Bis hin zum Boden, der mittlerweile zum weltweiten Spekulationsobjekt von Leuten geworden ist, die damit einen enormen Druck ausüben auf die Nahrungsproduktion, den Wohnungsmarkt, die Selbstbestimmung ganzer Städte und Länder. Was eigentlich auch bedeutet, dass das endliche Gut Boden ein Common ist und damit nicht in Privatbesitz gehört, sondern bestenfalls von der Gemeinschaft verpachtet wird.

Wer über Commons nachdenkt, merkt schnell, wo der Kapitalismus gründlich entgleist ist und warum er unsere Demokratie systematisch zerstört. Mittlerweile bis hinein in die soziale und politische Verständigung im digitalen Raum, der aus Steuergeldern aufgebaut wurde und deshalb natürlich auch ein Common ist, wie Žižek betont.

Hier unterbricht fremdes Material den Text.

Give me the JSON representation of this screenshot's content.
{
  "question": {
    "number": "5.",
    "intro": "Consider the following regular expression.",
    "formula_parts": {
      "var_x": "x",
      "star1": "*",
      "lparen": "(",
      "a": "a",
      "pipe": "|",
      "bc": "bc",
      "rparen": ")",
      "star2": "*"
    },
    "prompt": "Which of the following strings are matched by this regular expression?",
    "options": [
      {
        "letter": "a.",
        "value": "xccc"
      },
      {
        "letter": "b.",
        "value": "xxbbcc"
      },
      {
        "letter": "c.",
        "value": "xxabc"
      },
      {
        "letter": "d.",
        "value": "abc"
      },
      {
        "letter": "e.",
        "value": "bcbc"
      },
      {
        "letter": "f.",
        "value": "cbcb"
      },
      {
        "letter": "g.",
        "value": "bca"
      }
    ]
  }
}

Aber wer soll die Bewahrung der Gemeingüter durchsetzen, wenn die Demokratie selbst erpressbar ist? Und wo sitzt der eigentliche Denkfehler, der es den heutigen Linken so schwer macht, überhaupt noch aufrecht zu gehen, weil ihnen der gescheiterte real existierende Sozialismus mitsamt seinen stalinistischen Entgleisungen als Rucksack aufgeladen wird? Und gleichzeitig kaum noch irgendwo eine öffentliche Diskussion über mögliche Alternativen stattfindet.

Was auch damit zu tun hat, dass kaum noch jemandem klar ist, worum es beim Kommunismus eigentlich ging und geht. Mehr als einen oberflächlichen Marx haben selbst die eifrigsten Diskutanten selten beizubringen.

Vielleicht liegt’s auch an der Sprache. Denn in französisch- und englischsprachigen Ländern wie Kanada, Bordeleaus Heimatland, muss man das Common nicht erst entschlüsseln oder übersetzen. Da ist der Weg auch gedanklich kürzer, das Gemeinsame darin zu suchen und zu klären, was damit eigentlich gemeint ist.

„Eine Kartographie“ nennt Bordeleau seinen Essay im Untertitel. Aber Rekonstruktion oder Entschlüsselung wären auch ganz treffende Beschreibungen gewesen. Denn um der Sache auf den Grund zu gehen, macht Bordeleau in diesem Essay auch Ausflüge in die Theaterwelt und die bildende Kunst. Denn Künstler/-innen sind augenscheinlich viel näher dran an diesem Ur-Anspruch des Menschen, in einer Menschenwelt Anerkennung, Respekt und Teilhabe zu finden.

Die Frage ist nur: Wie? Und sie wird vom Liberalismus (der die Lösung in der Entfaltung des radikalen Individualismus und des hemmungslosen Wettbewerbs sieht) völlig anders beantwortet als vom Kommunismus, der heute in der Schmollecke sitzt und sich nicht mal mehr zu so heftigen Debatten traut, wie sie noch in den 1960er Jahren Europas Intellektuelle beschäftigten.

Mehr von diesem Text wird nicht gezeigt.